Why bother with pageview tracking when you can just do event tracking on the Download button!?

Good point. You can track them with event tracking but you cannot use them on your Goals which is the next topic.

Goals and Funnels

Goals are your actual goals for your website. For example, you have an ebook and requires your visitor to submit their email address or subscribe to your newsletter before they can download the ebook. You can set up that as your Goal.

Funnels are a series of pages or virtual pages which leads to your Goal.
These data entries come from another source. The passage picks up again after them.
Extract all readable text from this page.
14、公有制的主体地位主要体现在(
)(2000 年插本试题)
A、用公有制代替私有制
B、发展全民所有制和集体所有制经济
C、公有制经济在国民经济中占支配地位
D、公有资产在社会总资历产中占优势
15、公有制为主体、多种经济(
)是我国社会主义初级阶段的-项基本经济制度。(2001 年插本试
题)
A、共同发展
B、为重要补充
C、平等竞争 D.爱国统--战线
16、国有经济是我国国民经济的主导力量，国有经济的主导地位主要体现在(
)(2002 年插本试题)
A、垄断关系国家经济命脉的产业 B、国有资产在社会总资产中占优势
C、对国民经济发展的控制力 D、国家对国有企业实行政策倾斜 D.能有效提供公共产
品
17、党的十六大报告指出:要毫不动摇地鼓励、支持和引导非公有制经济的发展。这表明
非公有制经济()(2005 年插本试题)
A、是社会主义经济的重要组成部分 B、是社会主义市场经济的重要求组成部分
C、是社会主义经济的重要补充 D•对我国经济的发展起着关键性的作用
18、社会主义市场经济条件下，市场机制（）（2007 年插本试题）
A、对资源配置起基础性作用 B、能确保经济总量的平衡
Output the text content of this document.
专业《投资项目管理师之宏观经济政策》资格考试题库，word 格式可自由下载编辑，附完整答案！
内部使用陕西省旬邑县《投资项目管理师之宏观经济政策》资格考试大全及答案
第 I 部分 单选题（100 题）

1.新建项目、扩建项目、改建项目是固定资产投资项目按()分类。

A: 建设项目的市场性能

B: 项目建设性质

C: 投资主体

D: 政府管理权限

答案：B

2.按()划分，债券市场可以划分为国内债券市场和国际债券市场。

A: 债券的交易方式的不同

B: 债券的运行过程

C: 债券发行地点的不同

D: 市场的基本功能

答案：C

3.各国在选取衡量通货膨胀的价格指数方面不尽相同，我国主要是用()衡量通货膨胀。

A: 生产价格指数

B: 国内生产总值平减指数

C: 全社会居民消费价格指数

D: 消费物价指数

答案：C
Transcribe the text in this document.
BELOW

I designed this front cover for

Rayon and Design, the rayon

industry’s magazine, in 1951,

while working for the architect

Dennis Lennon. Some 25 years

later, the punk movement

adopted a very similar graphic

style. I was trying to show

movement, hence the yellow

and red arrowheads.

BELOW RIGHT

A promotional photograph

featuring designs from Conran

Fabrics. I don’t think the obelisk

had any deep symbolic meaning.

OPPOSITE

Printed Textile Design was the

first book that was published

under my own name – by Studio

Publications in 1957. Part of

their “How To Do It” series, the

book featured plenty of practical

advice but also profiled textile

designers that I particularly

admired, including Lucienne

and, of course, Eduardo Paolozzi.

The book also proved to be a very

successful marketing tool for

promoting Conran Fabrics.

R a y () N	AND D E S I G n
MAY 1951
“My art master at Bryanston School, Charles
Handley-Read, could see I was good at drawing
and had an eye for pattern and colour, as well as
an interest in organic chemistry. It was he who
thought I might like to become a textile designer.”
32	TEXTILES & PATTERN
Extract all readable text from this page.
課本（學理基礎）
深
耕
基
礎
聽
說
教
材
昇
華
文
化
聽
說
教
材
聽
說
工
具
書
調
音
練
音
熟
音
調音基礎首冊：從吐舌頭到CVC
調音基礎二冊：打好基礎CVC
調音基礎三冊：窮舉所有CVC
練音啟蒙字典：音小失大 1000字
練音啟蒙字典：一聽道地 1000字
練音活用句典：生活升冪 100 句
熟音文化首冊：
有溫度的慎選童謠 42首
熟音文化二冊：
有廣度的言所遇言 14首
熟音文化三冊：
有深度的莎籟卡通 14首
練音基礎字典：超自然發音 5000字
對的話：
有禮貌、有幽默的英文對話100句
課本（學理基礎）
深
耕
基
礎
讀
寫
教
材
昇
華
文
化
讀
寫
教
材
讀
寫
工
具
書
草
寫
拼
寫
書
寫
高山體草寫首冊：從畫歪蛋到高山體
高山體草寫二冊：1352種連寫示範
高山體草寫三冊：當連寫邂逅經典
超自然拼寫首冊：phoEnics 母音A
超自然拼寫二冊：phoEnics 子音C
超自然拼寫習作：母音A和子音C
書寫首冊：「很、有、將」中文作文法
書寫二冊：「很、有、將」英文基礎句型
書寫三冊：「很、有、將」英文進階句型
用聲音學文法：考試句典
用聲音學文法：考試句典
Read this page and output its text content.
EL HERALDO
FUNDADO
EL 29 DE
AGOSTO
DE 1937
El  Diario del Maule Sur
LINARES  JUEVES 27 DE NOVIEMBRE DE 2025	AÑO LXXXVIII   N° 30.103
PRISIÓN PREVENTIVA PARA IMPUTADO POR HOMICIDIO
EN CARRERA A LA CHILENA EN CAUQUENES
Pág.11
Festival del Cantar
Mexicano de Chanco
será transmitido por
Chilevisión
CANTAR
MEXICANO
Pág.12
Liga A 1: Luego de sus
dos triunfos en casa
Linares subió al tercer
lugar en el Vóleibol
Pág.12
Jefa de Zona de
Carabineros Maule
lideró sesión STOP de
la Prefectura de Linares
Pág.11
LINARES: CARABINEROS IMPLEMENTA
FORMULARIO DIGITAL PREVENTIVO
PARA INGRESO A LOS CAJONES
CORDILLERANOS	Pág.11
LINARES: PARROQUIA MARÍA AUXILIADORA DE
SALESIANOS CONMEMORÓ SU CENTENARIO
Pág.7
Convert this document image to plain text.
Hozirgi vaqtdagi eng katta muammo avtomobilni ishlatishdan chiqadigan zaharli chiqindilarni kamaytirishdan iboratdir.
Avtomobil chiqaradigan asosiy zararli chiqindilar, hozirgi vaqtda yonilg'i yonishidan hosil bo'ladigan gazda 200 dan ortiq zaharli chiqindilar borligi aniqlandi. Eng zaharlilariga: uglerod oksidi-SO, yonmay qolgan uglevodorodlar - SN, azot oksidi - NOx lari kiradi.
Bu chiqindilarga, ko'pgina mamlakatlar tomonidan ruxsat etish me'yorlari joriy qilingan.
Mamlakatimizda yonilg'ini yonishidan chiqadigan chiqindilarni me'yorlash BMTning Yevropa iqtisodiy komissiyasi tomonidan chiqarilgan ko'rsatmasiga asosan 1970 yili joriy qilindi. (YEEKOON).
Home -> Subscription page -> Confirmation link -> Ebook download page

To further your understanding, you can check out this article: The Geek Guide To Understanding Funnels in Google Analytics

Classic GA vs Universal Analytics

Another note to take, there are two types of Google Analytics tracking methods out there. I wasn’t aware of this first and it lead to nothing good so let me at least inform whoever is reading this post if you’re still not aware of it. Most Google Analytics tutorials in existence used the syntax for the Classic Analytics, which is the old one. And the current tracking code on your GA Admin (if you migrated to the new GA) is the new one, Universal analytics. You might not want to interchange the two because they both differ in syntax and functions.

This is what the Classic Analytics tracking code looks like:

var _gaq = _gaq || [];
	_gaq.push(['_setAccount', 'UA-XXXXXXXX-X' ]);
    _gaq.push(['_trackPageview']);

    (function() {
        var ga = document.createElement('script'); ga.type = 'text/javascript'; ga.async = true;
        ga.src = ('https:' == document.location.protocol ? 'https://ssl' : 'http://www') + '.google-analytics.com/ga.js';
        var s = document.getElementsByTagName('script')[0]; s.parentNode.insertBefore(ga, s);
    })();

This is what the Universal Analytics tracking code looks like:

(function(i,s,o,g,r,a,m){i['GoogleAnalyticsObject']=r;i[r]=i[r]||function(){
(i[r].q=i[r].q||[]).push(arguments)},i[r].l=1*new Date();a=s.createElement(o),
m=s.getElementsByTagName(o)[0];a.async=1;a.src=g;m.parentNode.insertBefore(a,m)
})(window,document,'script','//www.google-analytics.com/analytics.js','ga');

ga('create', 'UA-XXXXXXXX-X', 'gianfaye.com');
 	ga('send', 'pageview');

Be careful not to use both tracking codes!

That’s it. I think I summed up everything I need to note for anyone introducing themselves with Google Analytics. If you have additional comments or suggestions you can just hit up the comment box below.